Capítulo VIII (Aguas peligrosas)

Faltaba menos de una hora para el amanecer, y el grupo ya estaba preparado. O casi.

—¿Lleváis agua? ¿Y el cuchillo para la carne? ¿Mantas? ¿Esparto de emergencia?

Factolio les hizo entrega de la última bolsa con pan, tortas y carne para el camino.

—Lo llevamos todo —confirmó Tofilio, ajustándose el macuto por encima del escudo.

Iban un tanto cargados, pero gran parte del peso iría desapareciendo por el camino, como las jabalinas y las provisiones. Aun así, habían tratado de equilibrar el equipaje esencial previniendo los contratiempos más habituales, como que las sandalias se rompieran.

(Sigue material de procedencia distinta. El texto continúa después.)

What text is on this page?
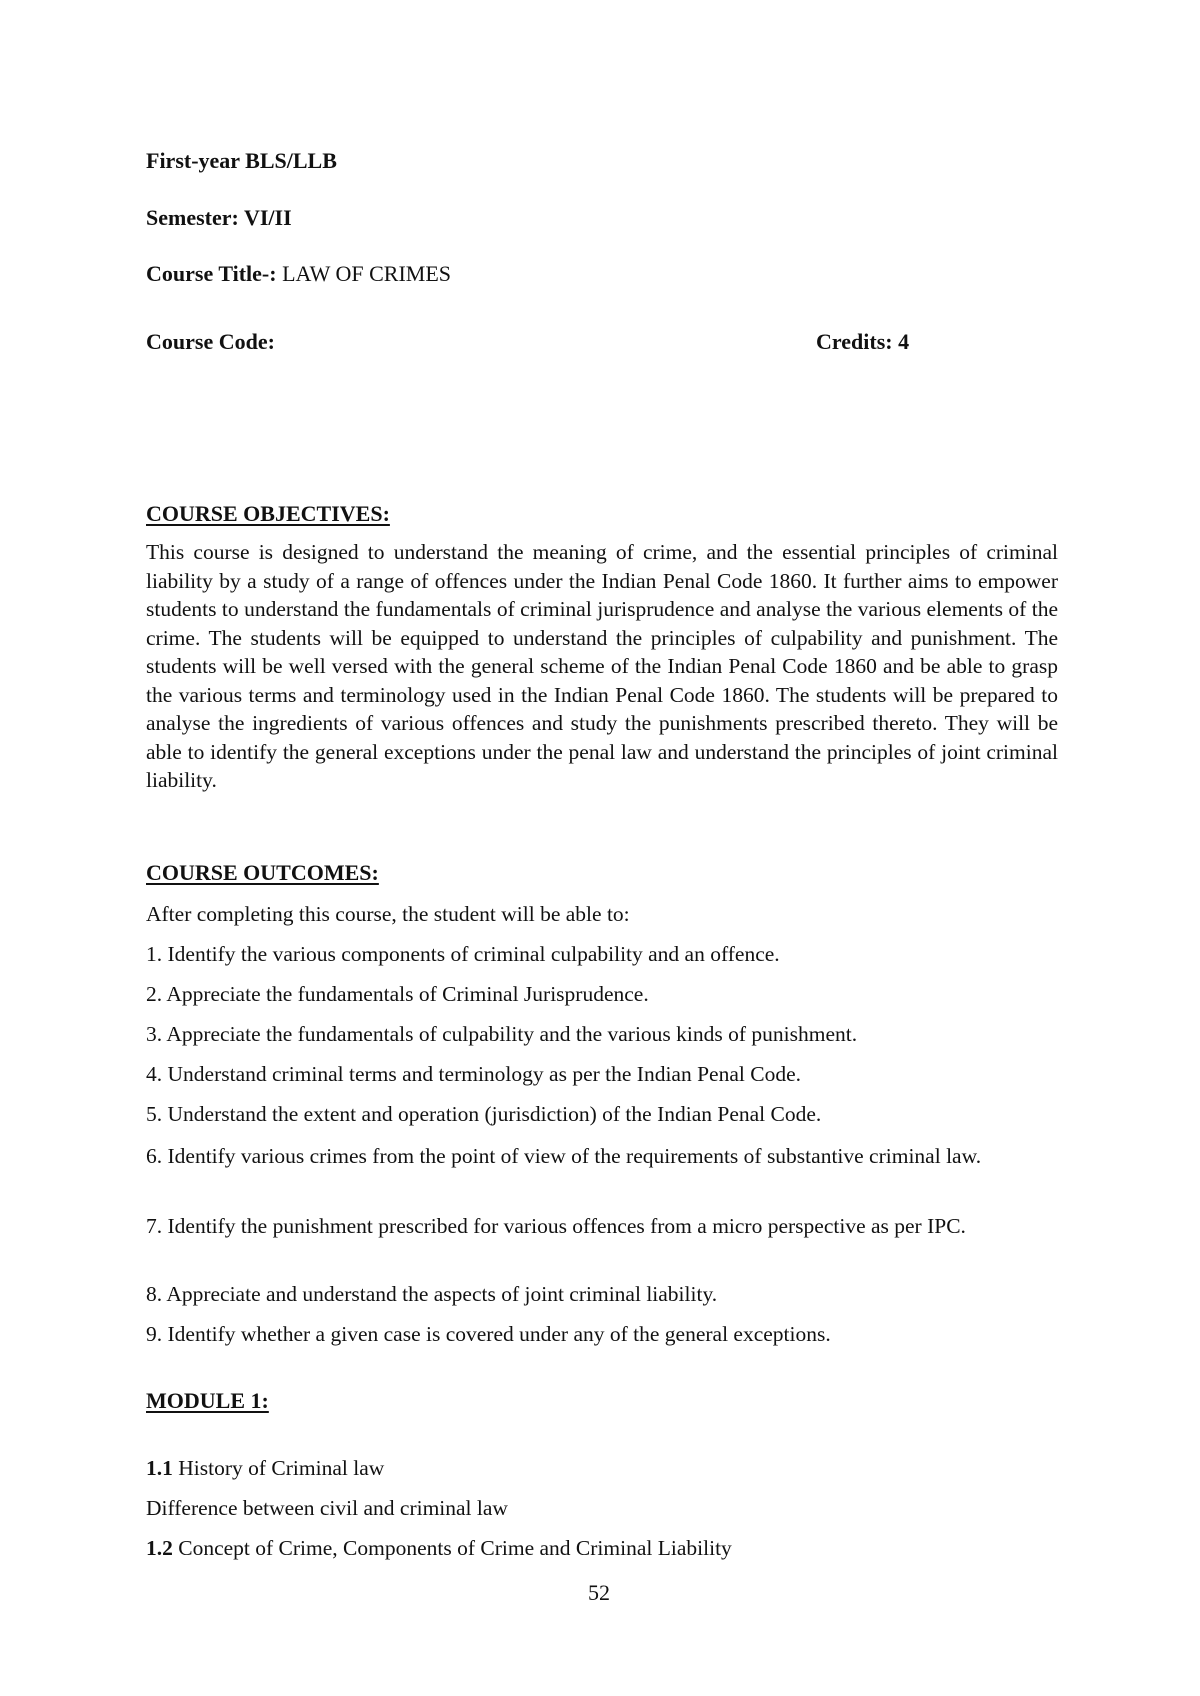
First-year BLS/LLB
Semester: VI/II
Course Title-: LAW OF CRIMES
Course Code:	Credits: 4
COURSE OBJECTIVES:
This course is designed to understand the meaning of crime, and the essential principles of criminal liability by a study of a range of offences under the Indian Penal Code 1860. It further aims to empower students to understand the fundamentals of criminal jurisprudence and analyse the various elements of the crime. The students will be equipped to understand the principles of culpability and punishment. The students will be well versed with the general scheme of the Indian Penal Code 1860 and be able to grasp the various terms and terminology used in the Indian Penal Code 1860. The students will be prepared to analyse the ingredients of various offences and study the punishments prescribed thereto. They will be able to identify the general exceptions under the penal law and understand the principles of joint criminal liability.
COURSE OUTCOMES:
After completing this course, the student will be able to:
1. Identify the various components of criminal culpability and an offence.
2. Appreciate the fundamentals of Criminal Jurisprudence.
3. Appreciate the fundamentals of culpability and the various kinds of punishment.
4. Understand criminal terms and terminology as per the Indian Penal Code.
5. Understand the extent and operation (jurisdiction) of the Indian Penal Code.
6. Identify various crimes from the point of view of the requirements of substantive criminal law.
7. Identify the punishment prescribed for various offences from a micro perspective as per IPC.
8. Appreciate and understand the aspects of joint criminal liability.
9. Identify whether a given case is covered under any of the general exceptions.
MODULE 1:
1.1 History of Criminal law
Difference between civil and criminal law
1.2 Concept of Crime, Components of Crime and Criminal Liability
52
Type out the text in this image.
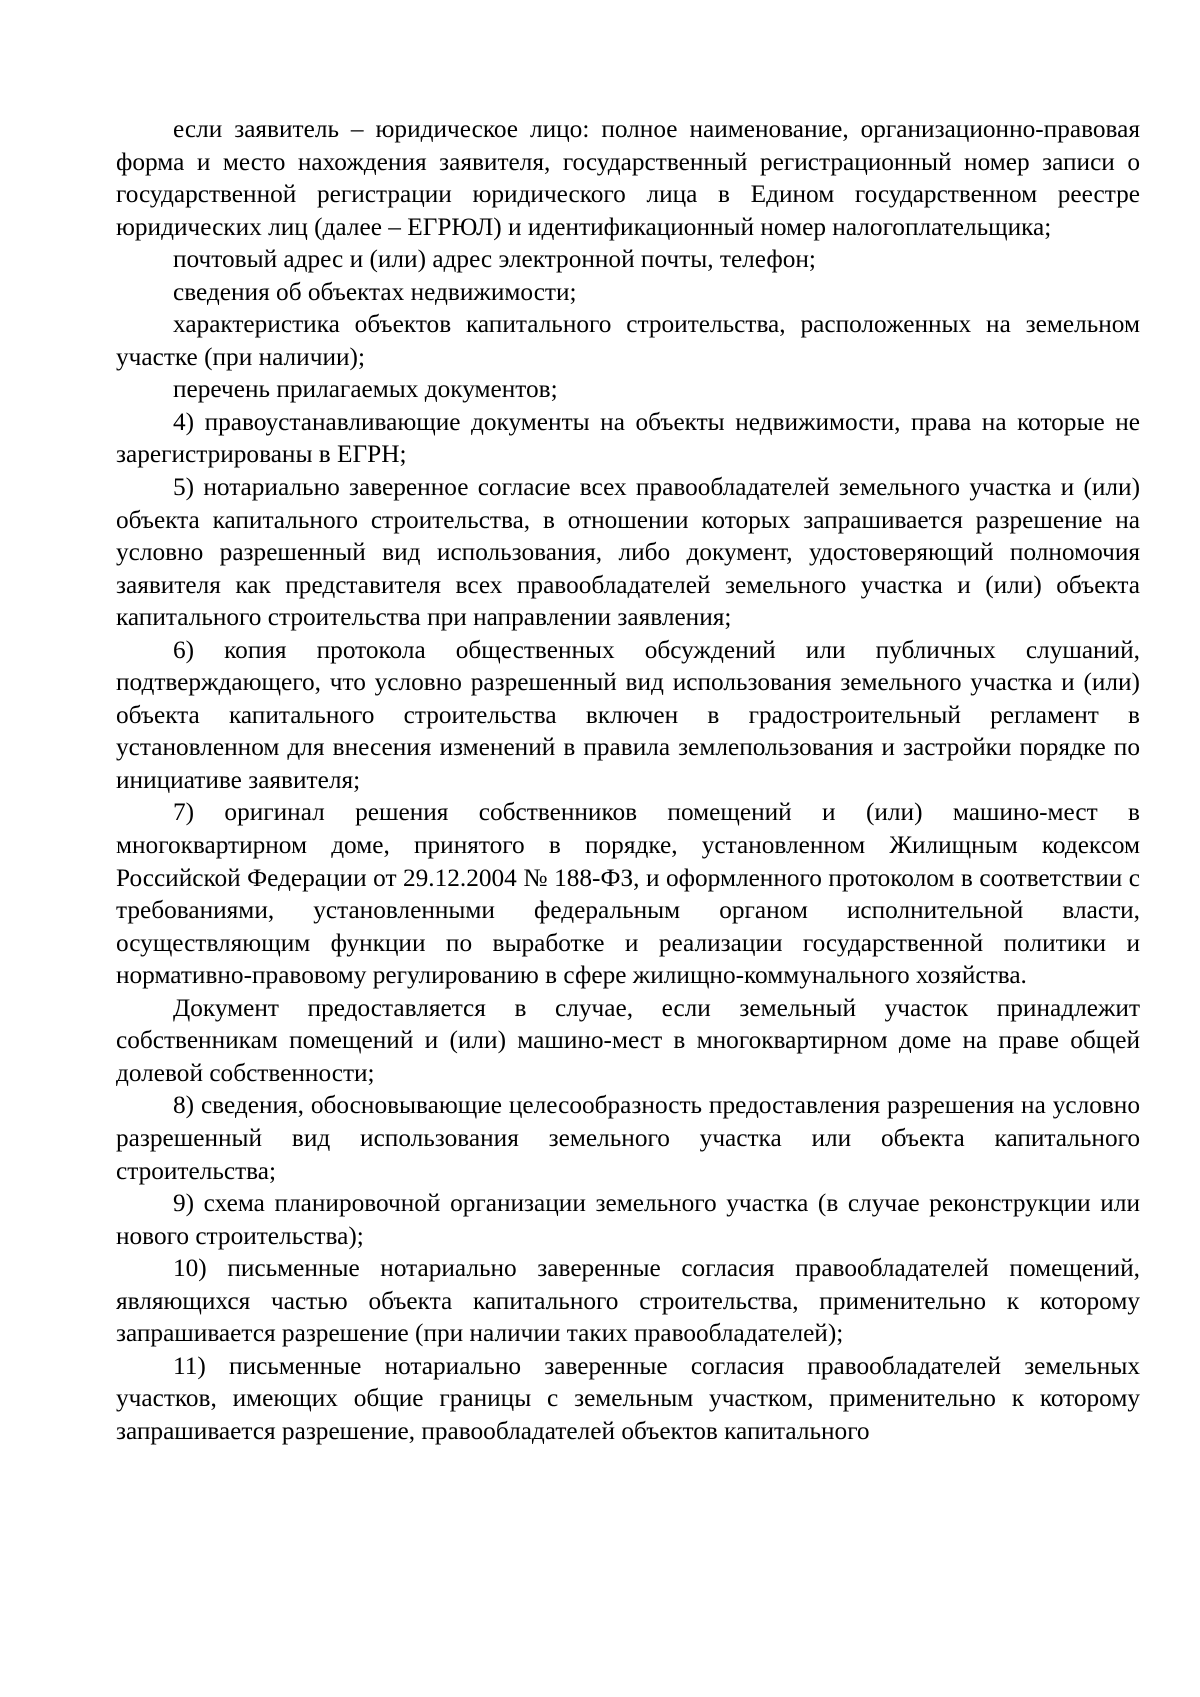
если заявитель – юридическое лицо: полное наименование, организационно-правовая форма и место нахождения заявителя, государственный регистрационный номер записи о государственной регистрации юридического лица в Едином государственном реестре юридических лиц (далее – ЕГРЮЛ) и идентификационный номер налогоплательщика;

почтовый адрес и (или) адрес электронной почты, телефон;

сведения об объектах недвижимости;

характеристика объектов капитального строительства, расположенных на земельном участке (при наличии);

перечень прилагаемых документов;

4) правоустанавливающие документы на объекты недвижимости, права на которые не зарегистрированы в ЕГРН;

5) нотариально заверенное согласие всех правообладателей земельного участка и (или) объекта капитального строительства, в отношении которых запрашивается разрешение на условно разрешенный вид использования, либо документ, удостоверяющий полномочия заявителя как представителя всех правообладателей земельного участка и (или) объекта капитального строительства при направлении заявления;

6) копия протокола общественных обсуждений или публичных слушаний, подтверждающего, что условно разрешенный вид использования земельного участка и (или) объекта капитального строительства включен в градостроительный регламент в установленном для внесения изменений в правила землепользования и застройки порядке по инициативе заявителя;

7) оригинал решения собственников помещений и (или) машино-мест в многоквартирном доме, принятого в порядке, установленном Жилищным кодексом Российской Федерации от 29.12.2004 № 188-ФЗ, и оформленного протоколом в соответствии с требованиями, установленными федеральным органом исполнительной власти, осуществляющим функции по выработке и реализации государственной политики и нормативно-правовому регулированию в сфере жилищно-коммунального хозяйства.

Документ предоставляется в случае, если земельный участок принадлежит собственникам помещений и (или) машино-мест в многоквартирном доме на праве общей долевой собственности;

8) сведения, обосновывающие целесообразность предоставления разрешения на условно разрешенный вид использования земельного участка или объекта капитального строительства;

9) схема планировочной организации земельного участка (в случае реконструкции или нового строительства);

10) письменные нотариально заверенные согласия правообладателей помещений, являющихся частью объекта капитального строительства, применительно к которому запрашивается разрешение (при наличии таких правообладателей);

11) письменные нотариально заверенные согласия правообладателей земельных участков, имеющих общие границы с земельным участком, применительно к которому запрашивается разрешение, правообладателей объектов капитального
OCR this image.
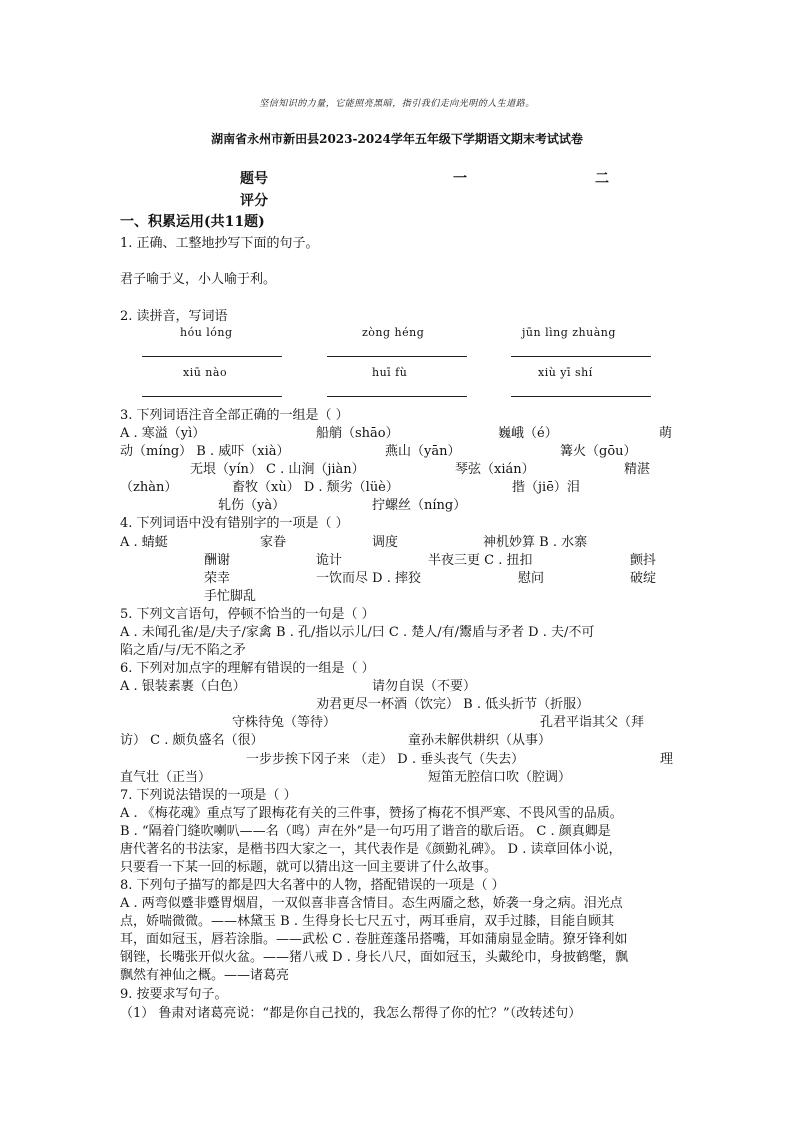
坚信知识的力量，它能照亮黑暗，指引我们走向光明的人生道路。
湖南省永州市新田县2023-2024学年五年级下学期语文期末考试试卷
题号	一	二
评分
一、积累运用(共11题)
1. 正确、工整地抄写下面的句子。
君子喻于义，小人喻于利。
2. 读拼音，写词语
hóu lóng	zòng héng	jūn lìng zhuàng
xiū nào	huī fù	xiù yī shí
3. 下列词语注音全部正确的一组是（ ）
A . 寒溢（yì）	船艄（shāo）	巍峨（é）	萌
动（míng） B . 威吓（xià）	燕山（yān）	篝火（gōu）
无垠（yín） C . 山涧（jiàn）	琴弦（xián）	精湛
（zhàn）	畜牧（xù） D . 颓劣（lüè）	揩（jiē）泪
轧伤（yà）	拧螺丝（níng）
4. 下列词语中没有错别字的一项是（ ）
A . 蜻蜓	家眷	调度	神机妙算 B . 水寨
酬谢	诡计	半夜三更 C . 扭扣	颤抖
荣幸	一饮而尽 D . 摔狡	慰问	破绽
手忙脚乱
5. 下列文言语句，停顿不恰当的一句是（ ）
A . 未闻孔雀/是/夫子/家禽 B . 孔/指以示儿/曰 C . 楚人/有/鬻盾与矛者 D . 夫/不可
陷之盾/与/无不陷之矛
6. 下列对加点字的理解有错误的一组是（ ）
A . 银装素裹（白色）	请勿自误（不要）
劝君更尽一杯酒（饮完） B . 低头折节（折服）
守株待兔（等待）	孔君平诣其父（拜
访） C . 颇负盛名（很）	童孙未解供耕织（从事）
一步步挨下冈子来 （走） D . 垂头丧气（失去）	理
直气壮（正当）	短笛无腔信口吹（腔调）
7. 下列说法错误的一项是（ ）
A . 《梅花魂》重点写了跟梅花有关的三件事，赞扬了梅花不惧严寒、不畏风雪的品质。
B . “隔着门缝吹喇叭——名（鸣）声在外”是一句巧用了谐音的歇后语。 C . 颜真卿是
唐代著名的书法家，是楷书四大家之一，其代表作是《颜勤礼碑》。 D . 读章回体小说，
只要看一下某一回的标题，就可以猜出这一回主要讲了什么故事。
8. 下列句子描写的都是四大名著中的人物，搭配错误的一项是（ ）
A . 两弯似蹙非蹙胃烟眉，一双似喜非喜含情目。态生两靥之愁，娇袭一身之病。泪光点
点，娇喘微微。——林黛玉 B . 生得身长七尺五寸，两耳垂肩，双手过膝，目能自顾其
耳，面如冠玉，唇若涂脂。——武松 C . 卷脏莲蓬吊搭嘴，耳如蒲扇显金睛。獠牙锋利如
钢锉，长嘴张开似火盆。——猪八戒 D . 身长八尺，面如冠玉，头戴纶巾，身披鹤氅，飘
飘然有神仙之概。——诸葛亮
9. 按要求写句子。
（1） 鲁肃对诸葛亮说：“都是你自己找的，我怎么帮得了你的忙？”（改转述句）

—Te queda bien —dijo el dueño de la taberna a la mujer.

—Gacias.

Panea iba vestida con una túnica larga, que, para ella, era demasiado corta, pero definitivamente mejor que lo que llevaba antes, unas meros retales mugrientos. Al menos le habían cosido una capucha, para así poder cubrirse la cara en caso de necesidad. Claro que sus cuatro metros iban a ser más difíciles de disimular, pero no pensaban permanecer en la ciudad mucho más.

Además, ya no iba desarmada. Con una lanza en cada mano podría defenderse mucho mejor, aunque todavía no hubiera recuperado sus fuerzas por completo.

—Una lástima no haber podido darte un baño —añadió de forma casi audible entre dientes.

Segomedes se acercó al hombre larguirucho.

—Gracias por tu asistencia, Factolus. Nos has ofrecido tu casa, comida y armas.

—No es que tuviera mucha elección —dijo medio en broma medio en serio ofreciendo su mano.

—Entonces quedamos así. Si no tenemos noticias el uno del otro, éste es el punto de reunión. Yo mandaré un mensajero aquí en cuanto descubra algo —recapituló Ankor, acercándose para estrechar manos también.

—Tomad —el anciano abrió la mano, dejando ver el colgante esmeralda, recuerdo de su episodio con la guerrera centauro—, llevaos esto con vosotros. Os será de ayuda.

—¿Estás seguro? Debe valer una fortuna, fenicio —se burló Tofilio, parando de camino a la puerta trasera junto a Panea.

En cambio, Segomedes se aproximó a él con tono serio.

—Gracias. No sabía cómo pedírtelo, me alegra que te hayas ofrecido. Si tu historia es verdad, puede que marque la diferencia en nuestro viaje.

—Sé que no os encontraréis con mi amada Kantiprax, pero, si se diera el caso…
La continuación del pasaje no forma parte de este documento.